Today marks day eight of my time on Substack, and I’ve been wanting to jot down some reflections from my first week here.
But there’s something more pressing on my mind, it’s a familiar inner pattern I’ve been noticing again.
I’m often drawn to shiny new things: ideas, people, possibilities. I score in the top 2% for Openness, according to the Big Five personality profile. I get excited. Enthralled, even. Sometimes my imagination fills in the gaps before I’ve really taken the time to understand what I’m looking at. Sound familiar?
For me, this can show up most intensely around new people I admire, especially women who radiate something I find compelling. Once I’ve spotted a few qualities I connect with, I can easily idealise them. Suddenly, they’re no longer a person but a kind of glowing archetype: wise, radiant, full of depth and mystery. My critical thinking short-circuits. I long to be seen by them, understood by them, validated.
This tendency goes way back. When I was 18, I fell hard for someone, my first real love. It took me over a decade to understand that I’d been more in love with a fantasy than the real person. Underneath the intense physical chemistry, we just weren’t compatible. In truth, I didn’t even like her very much. But I couldn’t see that at the time.
Even now, 17 years into marriage with the most incredible woman I’ve known, this pattern occasionally reappears. It’s not as something I act on outwardly, but as something that plays out in my inner world. To be absolutely clear: I don’t cross boundaries. I’m always very clear with people that I’m married. And I don’t flirt (not intentionally anyway). My marriage is the most important commitment in my life. And these whirlwind moments aren’t about clandestine sex or romantic betrayal, they’re more about the internal stories I spin, often without realising it.
The good news is, I seem to be catching these patterns more quickly these days. This most recent one emerged during my first week on Substack. It burned bright and fast, and then fizzled out just as suddenly. This morning I’m left with a kind of relationship hangover: groggy, bemused, wondering what the fuck just happened.
There’s nothing wrong with a bit of fantasy, in and of itself. Attraction is part of being human… and I’m talking about personality as much as physical appearance. But fantasies belong in the imagination. They’re rarely reliable guides for real-world decisions. Real integrity means respecting the boundaries and values that anchor your life. That’s what it means to grow up.
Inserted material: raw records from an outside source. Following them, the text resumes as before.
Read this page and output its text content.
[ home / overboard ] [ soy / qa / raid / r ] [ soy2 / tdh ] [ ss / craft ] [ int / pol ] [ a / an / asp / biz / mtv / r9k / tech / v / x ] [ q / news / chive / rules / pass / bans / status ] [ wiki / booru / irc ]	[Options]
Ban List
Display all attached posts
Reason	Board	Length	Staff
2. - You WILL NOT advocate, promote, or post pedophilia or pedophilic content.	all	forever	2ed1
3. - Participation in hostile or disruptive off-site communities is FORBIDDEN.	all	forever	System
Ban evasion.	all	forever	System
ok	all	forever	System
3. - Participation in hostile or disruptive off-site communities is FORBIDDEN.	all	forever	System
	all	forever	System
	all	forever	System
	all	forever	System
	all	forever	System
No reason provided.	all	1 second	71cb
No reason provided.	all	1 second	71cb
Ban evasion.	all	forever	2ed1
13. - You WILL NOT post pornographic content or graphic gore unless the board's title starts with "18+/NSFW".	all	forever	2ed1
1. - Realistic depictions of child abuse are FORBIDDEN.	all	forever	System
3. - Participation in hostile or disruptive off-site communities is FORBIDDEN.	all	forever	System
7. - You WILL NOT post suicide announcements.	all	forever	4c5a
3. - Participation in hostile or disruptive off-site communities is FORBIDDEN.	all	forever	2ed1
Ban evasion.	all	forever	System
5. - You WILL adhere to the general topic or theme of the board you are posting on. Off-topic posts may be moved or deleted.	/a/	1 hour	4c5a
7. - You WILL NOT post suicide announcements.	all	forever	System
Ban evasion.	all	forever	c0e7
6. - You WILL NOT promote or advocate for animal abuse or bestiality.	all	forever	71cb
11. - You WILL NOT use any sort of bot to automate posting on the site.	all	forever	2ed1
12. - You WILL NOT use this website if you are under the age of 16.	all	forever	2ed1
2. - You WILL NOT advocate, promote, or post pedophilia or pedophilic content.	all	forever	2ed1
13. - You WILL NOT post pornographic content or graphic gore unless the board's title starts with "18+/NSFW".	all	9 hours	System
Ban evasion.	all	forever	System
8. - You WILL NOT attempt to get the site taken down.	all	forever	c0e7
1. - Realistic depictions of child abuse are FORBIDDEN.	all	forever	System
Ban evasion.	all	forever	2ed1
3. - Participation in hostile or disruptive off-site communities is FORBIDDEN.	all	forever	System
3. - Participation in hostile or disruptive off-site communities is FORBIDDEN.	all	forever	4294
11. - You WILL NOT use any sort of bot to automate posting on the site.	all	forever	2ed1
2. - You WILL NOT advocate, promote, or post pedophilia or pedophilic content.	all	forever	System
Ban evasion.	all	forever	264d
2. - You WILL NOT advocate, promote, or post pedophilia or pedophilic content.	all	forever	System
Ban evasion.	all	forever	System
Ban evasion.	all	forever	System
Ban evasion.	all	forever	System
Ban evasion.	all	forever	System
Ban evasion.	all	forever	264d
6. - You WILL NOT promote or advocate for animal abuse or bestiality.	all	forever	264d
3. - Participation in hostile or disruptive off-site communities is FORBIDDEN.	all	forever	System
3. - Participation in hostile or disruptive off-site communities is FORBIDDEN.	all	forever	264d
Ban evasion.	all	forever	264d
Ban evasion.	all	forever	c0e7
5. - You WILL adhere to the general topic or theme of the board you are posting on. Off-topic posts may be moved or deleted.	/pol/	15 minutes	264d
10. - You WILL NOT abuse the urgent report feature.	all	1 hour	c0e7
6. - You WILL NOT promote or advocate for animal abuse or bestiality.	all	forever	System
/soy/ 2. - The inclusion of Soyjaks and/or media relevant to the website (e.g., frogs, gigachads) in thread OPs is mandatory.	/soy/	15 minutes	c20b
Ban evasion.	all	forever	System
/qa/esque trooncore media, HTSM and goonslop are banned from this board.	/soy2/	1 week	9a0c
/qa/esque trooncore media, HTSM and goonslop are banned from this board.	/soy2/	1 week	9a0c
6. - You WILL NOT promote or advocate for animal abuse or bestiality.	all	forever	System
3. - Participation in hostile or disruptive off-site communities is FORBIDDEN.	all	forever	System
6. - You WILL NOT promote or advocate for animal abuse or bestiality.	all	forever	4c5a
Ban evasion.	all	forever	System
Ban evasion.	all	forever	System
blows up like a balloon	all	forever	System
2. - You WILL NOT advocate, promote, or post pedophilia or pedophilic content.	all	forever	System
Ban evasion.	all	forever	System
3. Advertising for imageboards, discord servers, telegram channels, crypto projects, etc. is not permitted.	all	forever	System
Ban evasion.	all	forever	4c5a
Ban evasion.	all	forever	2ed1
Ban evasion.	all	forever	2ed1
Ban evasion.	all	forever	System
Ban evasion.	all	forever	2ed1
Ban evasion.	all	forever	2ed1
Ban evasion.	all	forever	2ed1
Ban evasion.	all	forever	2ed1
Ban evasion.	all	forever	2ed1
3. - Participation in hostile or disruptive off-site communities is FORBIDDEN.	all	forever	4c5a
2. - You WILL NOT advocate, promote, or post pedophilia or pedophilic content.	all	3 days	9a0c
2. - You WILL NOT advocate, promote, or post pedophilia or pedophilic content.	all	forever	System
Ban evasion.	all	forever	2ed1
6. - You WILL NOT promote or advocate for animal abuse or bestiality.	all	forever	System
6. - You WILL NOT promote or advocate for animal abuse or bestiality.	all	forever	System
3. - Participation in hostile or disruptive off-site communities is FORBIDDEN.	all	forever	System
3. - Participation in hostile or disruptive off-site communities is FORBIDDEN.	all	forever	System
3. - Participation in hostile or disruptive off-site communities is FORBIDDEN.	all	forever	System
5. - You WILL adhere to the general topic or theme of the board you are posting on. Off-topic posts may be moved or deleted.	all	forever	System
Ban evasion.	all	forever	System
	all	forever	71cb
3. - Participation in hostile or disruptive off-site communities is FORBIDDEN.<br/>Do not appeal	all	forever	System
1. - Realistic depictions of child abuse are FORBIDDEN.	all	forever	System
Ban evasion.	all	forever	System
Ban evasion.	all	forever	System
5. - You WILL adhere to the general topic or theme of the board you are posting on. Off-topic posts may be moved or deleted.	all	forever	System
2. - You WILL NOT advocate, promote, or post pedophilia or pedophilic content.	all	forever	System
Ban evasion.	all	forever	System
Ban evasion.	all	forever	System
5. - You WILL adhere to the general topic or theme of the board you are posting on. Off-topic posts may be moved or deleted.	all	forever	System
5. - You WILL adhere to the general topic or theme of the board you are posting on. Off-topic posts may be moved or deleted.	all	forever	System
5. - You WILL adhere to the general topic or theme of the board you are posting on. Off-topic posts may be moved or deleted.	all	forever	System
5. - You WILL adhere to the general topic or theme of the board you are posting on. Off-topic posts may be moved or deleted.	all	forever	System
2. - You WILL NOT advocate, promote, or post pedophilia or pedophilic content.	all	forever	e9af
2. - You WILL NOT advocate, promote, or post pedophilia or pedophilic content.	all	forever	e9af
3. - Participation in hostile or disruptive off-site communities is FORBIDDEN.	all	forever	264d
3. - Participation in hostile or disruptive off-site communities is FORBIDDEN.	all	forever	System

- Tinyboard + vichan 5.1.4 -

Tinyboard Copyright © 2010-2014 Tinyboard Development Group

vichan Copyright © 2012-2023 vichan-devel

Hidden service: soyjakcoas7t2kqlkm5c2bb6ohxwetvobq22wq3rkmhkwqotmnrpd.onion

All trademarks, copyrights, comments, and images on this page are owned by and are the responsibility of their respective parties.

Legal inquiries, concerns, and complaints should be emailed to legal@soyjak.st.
Looking back, I can see what I was really longing for: connection, understanding, inspiration… and I now see this particular fantasy could never have delivered those things, not in the way I need them anyway. Fantasises are fun but they very rarely deliver. The grass always looks greener on the other side, until you peer more closely.
Am I proud of this flaw? No. But I’m proud of recognising it sooner. I’m proud of stepping back gracefully and without blame: neither towards the other person or myself. She didn’t do anything wrong. She deserves kindness, not projection. And I’m no longer the immature version of myself who ghosts people when confronted by uncomfortable feelings.
If she reads this, I hope it helps explain why I’ve stepped back. I tried to do so kindly and respectfully, without over-explaining in private messages.
Will my pattern resurface in the future? Probably. But each time I see it more clearly, I strengthen the part of me that’s grounded in reality, the part that values honesty, respect, and emotional responsibility.
Full transparency - I did use AI on this. I wrote the first draft and then used ChatGPT to sand off some rough edges. Then I went back and smoothed out the horrible AI-speak, em dashes, etc.
Thank you for sharing. You are now aware of the pattern, and know you can choose consciously. This is so powerful. Yes, occasionally we still get suck in by those habits and automatic response, but that is human. 😊
Hi, Rock. Thank you for sharing this so openly and honestly. What you’ve described is deeply human. II really appreciate the self-awareness and care you bring to your inner world and how clearly you honour your commitments and values.
Thanks again for being so raw and honest. It’s a beautiful reminder of how nuanced and layered our emotional lives can be.
Also congrats on day 8 on Substack. Keep writing. Keep inspiring.